To make predictions we pass through the array of ad_spends, and the predict function should return a prediction for each value.

In [26]:
ad_spends = np.array([800, 1500, 2000, 3500, 4000])
hyp.predict(ad_spends)
# array([ 465.,  738.,  933., 1518., 1713.])

array([ 465.,  738.,  933., 1518., 1713.])

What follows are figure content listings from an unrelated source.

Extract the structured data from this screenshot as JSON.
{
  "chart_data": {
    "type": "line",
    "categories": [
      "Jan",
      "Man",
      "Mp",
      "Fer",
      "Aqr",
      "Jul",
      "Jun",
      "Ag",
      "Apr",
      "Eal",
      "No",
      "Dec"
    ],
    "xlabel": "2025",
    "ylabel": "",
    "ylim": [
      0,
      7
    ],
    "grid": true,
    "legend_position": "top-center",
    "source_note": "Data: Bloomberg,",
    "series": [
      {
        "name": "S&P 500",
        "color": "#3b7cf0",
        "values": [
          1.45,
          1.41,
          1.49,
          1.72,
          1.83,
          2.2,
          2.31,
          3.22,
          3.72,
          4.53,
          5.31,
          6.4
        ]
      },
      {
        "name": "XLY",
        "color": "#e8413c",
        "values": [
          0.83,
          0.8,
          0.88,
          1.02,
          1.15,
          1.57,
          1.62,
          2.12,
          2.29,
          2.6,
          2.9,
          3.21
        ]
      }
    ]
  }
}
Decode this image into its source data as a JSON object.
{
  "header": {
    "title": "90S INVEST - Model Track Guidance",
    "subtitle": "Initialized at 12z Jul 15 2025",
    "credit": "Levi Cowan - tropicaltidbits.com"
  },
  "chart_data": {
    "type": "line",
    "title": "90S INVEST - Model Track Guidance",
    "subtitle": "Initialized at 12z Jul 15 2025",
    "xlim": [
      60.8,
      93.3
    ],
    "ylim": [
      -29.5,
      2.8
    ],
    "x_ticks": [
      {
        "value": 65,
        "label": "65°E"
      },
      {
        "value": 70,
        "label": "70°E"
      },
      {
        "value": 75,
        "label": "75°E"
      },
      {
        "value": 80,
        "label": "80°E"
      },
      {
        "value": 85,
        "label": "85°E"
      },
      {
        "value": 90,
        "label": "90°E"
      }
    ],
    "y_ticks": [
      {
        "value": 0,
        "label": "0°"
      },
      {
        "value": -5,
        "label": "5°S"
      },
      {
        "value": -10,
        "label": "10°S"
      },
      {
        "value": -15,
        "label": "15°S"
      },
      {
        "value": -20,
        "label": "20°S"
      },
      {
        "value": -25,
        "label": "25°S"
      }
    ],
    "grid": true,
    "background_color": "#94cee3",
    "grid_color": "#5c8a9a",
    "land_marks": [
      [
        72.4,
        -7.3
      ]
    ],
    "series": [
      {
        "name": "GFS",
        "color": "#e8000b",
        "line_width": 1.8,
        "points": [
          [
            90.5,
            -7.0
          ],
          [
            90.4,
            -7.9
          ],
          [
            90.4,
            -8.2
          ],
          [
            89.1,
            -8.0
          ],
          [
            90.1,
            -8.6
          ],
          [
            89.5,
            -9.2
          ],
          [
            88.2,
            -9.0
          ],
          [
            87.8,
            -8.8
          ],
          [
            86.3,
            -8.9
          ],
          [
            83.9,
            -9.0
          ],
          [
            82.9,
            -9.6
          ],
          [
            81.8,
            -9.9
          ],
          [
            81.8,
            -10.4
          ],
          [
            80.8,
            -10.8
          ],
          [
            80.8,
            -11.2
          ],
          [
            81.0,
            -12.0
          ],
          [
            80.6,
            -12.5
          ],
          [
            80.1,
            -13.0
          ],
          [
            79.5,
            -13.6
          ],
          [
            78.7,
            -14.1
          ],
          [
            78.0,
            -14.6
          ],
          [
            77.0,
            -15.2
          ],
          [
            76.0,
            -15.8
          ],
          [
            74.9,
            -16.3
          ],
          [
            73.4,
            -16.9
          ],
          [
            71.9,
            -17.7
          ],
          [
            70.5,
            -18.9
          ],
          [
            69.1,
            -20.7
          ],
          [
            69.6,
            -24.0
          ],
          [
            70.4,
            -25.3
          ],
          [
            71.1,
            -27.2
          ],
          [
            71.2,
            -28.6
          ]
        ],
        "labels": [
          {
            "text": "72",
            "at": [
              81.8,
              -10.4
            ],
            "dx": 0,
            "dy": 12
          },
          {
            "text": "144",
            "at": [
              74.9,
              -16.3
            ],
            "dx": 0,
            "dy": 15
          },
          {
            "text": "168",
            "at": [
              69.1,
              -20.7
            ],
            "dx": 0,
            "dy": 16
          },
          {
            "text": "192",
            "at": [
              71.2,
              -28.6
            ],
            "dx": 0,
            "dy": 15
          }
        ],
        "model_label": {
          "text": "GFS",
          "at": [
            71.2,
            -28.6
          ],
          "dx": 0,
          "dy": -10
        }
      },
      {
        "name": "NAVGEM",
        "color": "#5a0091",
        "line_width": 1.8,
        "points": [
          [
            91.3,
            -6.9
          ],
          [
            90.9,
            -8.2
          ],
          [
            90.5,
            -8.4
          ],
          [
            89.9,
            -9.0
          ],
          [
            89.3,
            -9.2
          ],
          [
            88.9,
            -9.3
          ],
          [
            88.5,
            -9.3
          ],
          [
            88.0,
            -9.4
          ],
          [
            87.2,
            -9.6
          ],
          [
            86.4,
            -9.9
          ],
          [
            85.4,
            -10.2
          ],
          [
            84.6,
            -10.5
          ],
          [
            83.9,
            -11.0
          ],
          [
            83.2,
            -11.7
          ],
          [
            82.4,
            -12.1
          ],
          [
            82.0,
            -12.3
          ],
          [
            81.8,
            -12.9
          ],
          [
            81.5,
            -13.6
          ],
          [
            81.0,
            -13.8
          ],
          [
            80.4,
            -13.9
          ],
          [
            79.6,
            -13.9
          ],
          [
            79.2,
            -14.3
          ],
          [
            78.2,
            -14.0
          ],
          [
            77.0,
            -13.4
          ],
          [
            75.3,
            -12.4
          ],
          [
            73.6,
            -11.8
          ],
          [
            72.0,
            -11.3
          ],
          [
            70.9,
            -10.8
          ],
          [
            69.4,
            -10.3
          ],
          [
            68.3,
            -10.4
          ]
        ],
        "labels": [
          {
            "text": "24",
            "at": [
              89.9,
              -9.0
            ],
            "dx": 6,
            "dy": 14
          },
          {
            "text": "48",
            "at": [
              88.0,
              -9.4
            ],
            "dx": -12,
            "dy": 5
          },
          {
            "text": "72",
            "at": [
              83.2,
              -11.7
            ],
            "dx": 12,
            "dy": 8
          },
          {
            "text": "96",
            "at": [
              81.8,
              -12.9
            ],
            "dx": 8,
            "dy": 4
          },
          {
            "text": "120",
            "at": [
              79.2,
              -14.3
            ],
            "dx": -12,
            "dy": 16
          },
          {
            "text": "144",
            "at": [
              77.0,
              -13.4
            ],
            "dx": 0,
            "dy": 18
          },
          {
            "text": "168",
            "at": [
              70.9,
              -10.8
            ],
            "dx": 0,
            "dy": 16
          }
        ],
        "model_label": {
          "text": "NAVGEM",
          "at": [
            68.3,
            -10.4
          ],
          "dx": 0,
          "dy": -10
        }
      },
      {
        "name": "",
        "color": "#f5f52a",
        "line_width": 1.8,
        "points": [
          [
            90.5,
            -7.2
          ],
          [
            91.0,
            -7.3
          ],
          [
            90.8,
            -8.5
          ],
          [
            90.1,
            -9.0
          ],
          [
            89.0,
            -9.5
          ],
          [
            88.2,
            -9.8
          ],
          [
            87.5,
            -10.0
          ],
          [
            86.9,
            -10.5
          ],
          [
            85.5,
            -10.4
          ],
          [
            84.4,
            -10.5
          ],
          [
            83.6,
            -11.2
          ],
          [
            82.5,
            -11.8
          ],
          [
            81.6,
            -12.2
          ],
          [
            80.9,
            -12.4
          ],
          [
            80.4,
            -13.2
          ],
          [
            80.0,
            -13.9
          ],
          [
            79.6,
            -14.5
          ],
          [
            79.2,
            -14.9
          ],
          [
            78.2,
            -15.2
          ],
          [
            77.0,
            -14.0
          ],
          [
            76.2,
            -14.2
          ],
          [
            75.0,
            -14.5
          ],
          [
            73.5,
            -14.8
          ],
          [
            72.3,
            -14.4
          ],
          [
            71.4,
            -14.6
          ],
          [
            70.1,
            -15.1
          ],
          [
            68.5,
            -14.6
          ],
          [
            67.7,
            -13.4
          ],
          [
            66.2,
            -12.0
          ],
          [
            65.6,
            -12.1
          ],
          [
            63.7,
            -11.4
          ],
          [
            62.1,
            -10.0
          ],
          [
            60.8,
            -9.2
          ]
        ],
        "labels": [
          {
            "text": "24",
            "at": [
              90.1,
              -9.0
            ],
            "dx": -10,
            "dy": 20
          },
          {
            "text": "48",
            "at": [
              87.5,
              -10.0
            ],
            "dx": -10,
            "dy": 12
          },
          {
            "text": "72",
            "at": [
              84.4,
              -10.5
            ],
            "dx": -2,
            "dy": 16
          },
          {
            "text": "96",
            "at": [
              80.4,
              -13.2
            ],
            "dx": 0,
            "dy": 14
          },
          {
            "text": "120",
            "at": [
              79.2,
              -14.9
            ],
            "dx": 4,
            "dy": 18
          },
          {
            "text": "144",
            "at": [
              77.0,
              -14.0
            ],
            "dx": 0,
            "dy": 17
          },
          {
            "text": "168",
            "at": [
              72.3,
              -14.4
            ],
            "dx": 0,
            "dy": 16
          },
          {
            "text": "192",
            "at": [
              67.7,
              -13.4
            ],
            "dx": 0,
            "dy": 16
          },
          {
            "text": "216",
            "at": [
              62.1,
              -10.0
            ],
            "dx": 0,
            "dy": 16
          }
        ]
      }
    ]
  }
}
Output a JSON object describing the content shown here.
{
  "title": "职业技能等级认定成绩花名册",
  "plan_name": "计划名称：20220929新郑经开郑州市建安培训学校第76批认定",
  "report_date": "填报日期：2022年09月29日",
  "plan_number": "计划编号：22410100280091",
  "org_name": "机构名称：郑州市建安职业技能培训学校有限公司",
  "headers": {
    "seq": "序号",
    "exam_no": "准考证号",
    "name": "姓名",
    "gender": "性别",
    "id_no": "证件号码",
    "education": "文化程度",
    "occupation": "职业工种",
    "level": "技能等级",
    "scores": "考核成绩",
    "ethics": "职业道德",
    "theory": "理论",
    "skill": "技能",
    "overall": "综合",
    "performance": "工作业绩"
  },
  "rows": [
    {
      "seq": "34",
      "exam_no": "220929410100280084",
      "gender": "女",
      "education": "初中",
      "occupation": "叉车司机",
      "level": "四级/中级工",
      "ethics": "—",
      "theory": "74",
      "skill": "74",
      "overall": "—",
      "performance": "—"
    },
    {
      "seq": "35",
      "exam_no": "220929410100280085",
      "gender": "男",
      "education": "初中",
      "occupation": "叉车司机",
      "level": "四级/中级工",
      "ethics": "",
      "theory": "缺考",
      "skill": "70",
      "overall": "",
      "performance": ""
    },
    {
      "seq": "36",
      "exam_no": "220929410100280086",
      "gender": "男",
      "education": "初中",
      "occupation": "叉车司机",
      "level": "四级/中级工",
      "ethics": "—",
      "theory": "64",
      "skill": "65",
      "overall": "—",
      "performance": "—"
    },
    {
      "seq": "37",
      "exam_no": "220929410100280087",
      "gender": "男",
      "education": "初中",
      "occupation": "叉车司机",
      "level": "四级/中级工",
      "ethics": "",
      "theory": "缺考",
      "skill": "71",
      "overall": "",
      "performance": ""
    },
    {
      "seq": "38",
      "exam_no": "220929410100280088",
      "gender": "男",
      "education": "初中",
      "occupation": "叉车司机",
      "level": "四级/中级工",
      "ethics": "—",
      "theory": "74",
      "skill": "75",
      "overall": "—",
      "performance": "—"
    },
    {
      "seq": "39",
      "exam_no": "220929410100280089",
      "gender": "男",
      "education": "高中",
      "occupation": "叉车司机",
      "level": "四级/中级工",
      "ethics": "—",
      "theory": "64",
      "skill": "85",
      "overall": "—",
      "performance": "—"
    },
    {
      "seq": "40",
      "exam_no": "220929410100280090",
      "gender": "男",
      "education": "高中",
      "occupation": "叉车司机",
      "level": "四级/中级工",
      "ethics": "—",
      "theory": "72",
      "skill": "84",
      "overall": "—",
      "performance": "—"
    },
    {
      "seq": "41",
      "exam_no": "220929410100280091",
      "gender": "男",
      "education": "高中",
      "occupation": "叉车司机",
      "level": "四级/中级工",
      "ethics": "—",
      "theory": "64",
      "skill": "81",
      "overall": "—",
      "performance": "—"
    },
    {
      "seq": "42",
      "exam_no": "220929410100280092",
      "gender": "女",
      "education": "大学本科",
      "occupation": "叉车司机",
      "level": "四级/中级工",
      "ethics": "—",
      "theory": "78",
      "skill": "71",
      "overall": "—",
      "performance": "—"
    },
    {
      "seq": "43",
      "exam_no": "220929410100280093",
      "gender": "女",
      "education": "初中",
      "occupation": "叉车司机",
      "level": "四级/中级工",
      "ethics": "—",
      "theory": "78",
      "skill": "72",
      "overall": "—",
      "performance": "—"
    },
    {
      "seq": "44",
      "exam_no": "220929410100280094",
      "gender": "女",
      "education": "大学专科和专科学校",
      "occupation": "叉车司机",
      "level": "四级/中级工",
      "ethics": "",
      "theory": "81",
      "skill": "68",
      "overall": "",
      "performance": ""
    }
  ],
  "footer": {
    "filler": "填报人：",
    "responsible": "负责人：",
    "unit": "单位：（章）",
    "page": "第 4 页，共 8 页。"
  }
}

### Matrix Vector Multiplication

Now let's say that our input data is in the form of the following matrix that represents the number  of bedrooms and squarefeet for an apartment, and our task is to predict the listing price.

In [28]:
#            # brs  sq feet
X = np.array([[3, 150], 
              [4, 400], 
              [2, 400], 
              [1, 200]
             ])

Our hypothesis function is the following:
    
$\text{listing_price} = 2*\text{bedrooms} + 3*\text{sq_feet} + 100$

Use matrix vector multiplication to calcuate the predictions of each observation.

In [29]:
import numpy as np
coef = np.array([2, 3])
bias = 100

In [30]:
X.dot(coef) + bias

# array([ 556, 1308, 1304,  702])

array([ 556, 1308, 1304,  702])

So we can see that we can write make predictions with the following procedure:

$\hat{y} = X \cdot \theta =  \begin{pmatrix}
    3 & 150 \\
    4 & 400\\
    2 & 400\\
    1 & 200
\end{pmatrix} \cdot \begin{pmatrix}
    2 \\ 3
\end{pmatrix} + \begin{pmatrix}
        100 \\
        100\\
        100\\
        100
\end{pmatrix} = \begin{pmatrix}
        556 \\
        1308\\
        1304\\
        702
\end{pmatrix}$

Note that another way to perform matrix vector multiplication is to take the dot product of each row.

In [13]:
first_row = X[0, :]


In [14]:
first_row.dot(coef) + bias

556

### Summary

In this lesson we saw how we can use our simple linear regression formula to write a predict method, and add the method to Hypothesis instances.  To do this, we needed to know the linear regression model's coefficient and y-intercept.  We also need a list of data to predict on.